Après avoir quitté la mer Baltique début mars et stationné deux mois en Méditerranée orientale, le porte-avions français a franchi le canal de Suez le 6 mai et s’est dirigé vers la région du Golfe. Le but serait de le « prépositionner » en cas de déclenchement d’une mission pour rétablir la navigation dans le détroit d’Ormuz, d’après le ministère des Armées. Cette décision est dans la continuité de la politique du gouvernement français depuis le déclenchement de la guerre contre l’Iran : rester à distance des belligérants tout en étant présent.
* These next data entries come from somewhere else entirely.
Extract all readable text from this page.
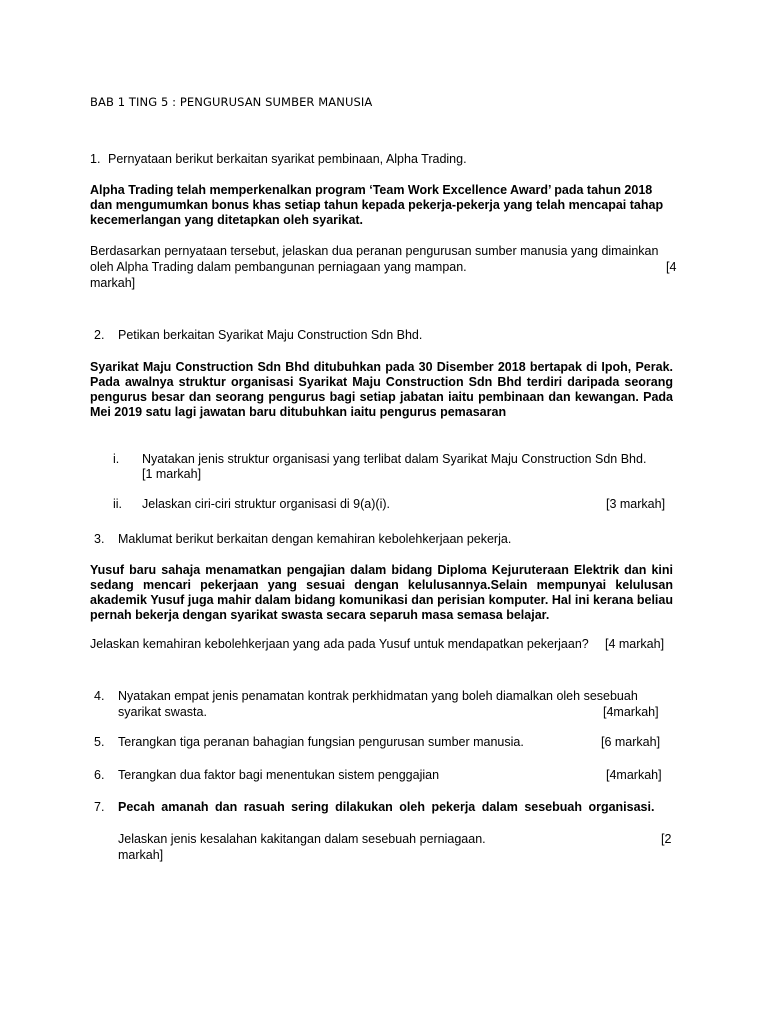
BAB 1 TING 5 : PENGURUSAN SUMBER MANUSIA

1. Pernyataan berikut berkaitan syarikat pembinaan, Alpha Trading.

Alpha Trading telah memperkenalkan program ‘Team Work Excellence Award’ pada tahun 2018 dan mengumumkan bonus khas setiap tahun kepada pekerja-pekerja yang telah mencapai tahap kecemerlangan yang ditetapkan oleh syarikat.

Berdasarkan pernyataan tersebut, jelaskan dua peranan pengurusan sumber manusia yang dimainkan

oleh Alpha Trading dalam pembangunan perniagaan yang mampan.	[4

markah]

2. Petikan berkaitan Syarikat Maju Construction Sdn Bhd.

Syarikat Maju Construction Sdn Bhd ditubuhkan pada 30 Disember 2018 bertapak di Ipoh, Perak. Pada awalnya struktur organisasi Syarikat Maju Construction Sdn Bhd terdiri daripada seorang pengurus besar dan seorang pengurus bagi setiap jabatan iaitu pembinaan dan kewangan. Pada Mei 2019 satu lagi jawatan baru ditubuhkan iaitu pengurus pemasaran

i. Nyatakan jenis struktur organisasi yang terlibat dalam Syarikat Maju Construction Sdn Bhd.

[1 markah]

ii. Jelaskan ciri-ciri struktur organisasi di 9(a)(i).	[3 markah]
3. Maklumat berikut berkaitan dengan kemahiran kebolehkerjaan pekerja.

Yusuf baru sahaja menamatkan pengajian dalam bidang Diploma Kejuruteraan Elektrik dan kini sedang mencari pekerjaan yang sesuai dengan kelulusannya.Selain mempunyai kelulusan akademik Yusuf juga mahir dalam bidang komunikasi dan perisian komputer. Hal ini kerana beliau pernah bekerja dengan syarikat swasta secara separuh masa semasa belajar.

Jelaskan kemahiran kebolehkerjaan yang ada pada Yusuf untuk mendapatkan pekerjaan? [4 markah]
4. Nyatakan empat jenis penamatan kontrak perkhidmatan yang boleh diamalkan oleh sesebuah

syarikat swasta.	[4markah]
5. Terangkan tiga peranan bahagian fungsian pengurusan sumber manusia.	[6 markah]
6. Terangkan dua faktor bagi menentukan sistem penggajian	[4markah]
7. Pecah amanah dan rasuah sering dilakukan oleh pekerja dalam sesebuah organisasi.

Jelaskan jenis kesalahan kakitangan dalam sesebuah perniagaan.	[2

markah]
Pour cette raison, le porte-avions français se hâte lentement pour arriver près du détroit d’Ormuz. De toute façon, que pèse-t-il, même rejoint par un bâtiment britannique ? Pas grand- chose. Quoi qu’en dise Trump, l’administration américaine n’attend rien de l’impérialisme français pas plus que d’aucune autre puissance européenne d’ailleurs.
Le régime iranien menace de prendre pour cible le Charles-de-Gaulle s’il franchissait le détroit d’Ormuz, ce qui se comprend car ce serait de fait un acte de guerre : si l’armada française devait utiliser ses armes, ce serait contre l’Iran, comme les Rafale le font pour protéger le ciel des monarchies du Golfe. Alors, quand Macron continue de prétendre que la France n’est pas engagée dans la guerre contre l’Iran, le mensonge est destiné à l’opinion française. En fait, à pas comptés et à la mesure de ses moyens militaires, le petit impérialisme français ne veut pas s’effacer. Ne pas disparaître, cela passe par la tournée que le ministre des Affaires étrangères français, Jean-Noël Barrot, a faite début mai dans les monarchies du Golfe, et cela passe aussi par la progression, pour l’instant très symbolique, du Charles-de- Gaulle vers le foyer de l’incendie.
L’agitation diplomatique et militaire orchestrée par le gouvernement français a peu de poids pour rétablir la liberté du commerce et la sécurité dans le détroit d’Ormuz. L’enjeu est que dans le chaos ouvert dans le Golfe persique et au Moyen-Orient, les intérêts des capitalistes français soient représentés et défendus, et pas seulement ceux de CMA CGM et TotalEnergies, pour le présent et dans l’avenir. Pour l’instant, cela se manifeste par des gesticulations, des démonstrations toutes symboliques d’une prétendue puissance militaire, mais demain, cela peut le conduire à se joindre à la guerre dans le sillage des États- Unis.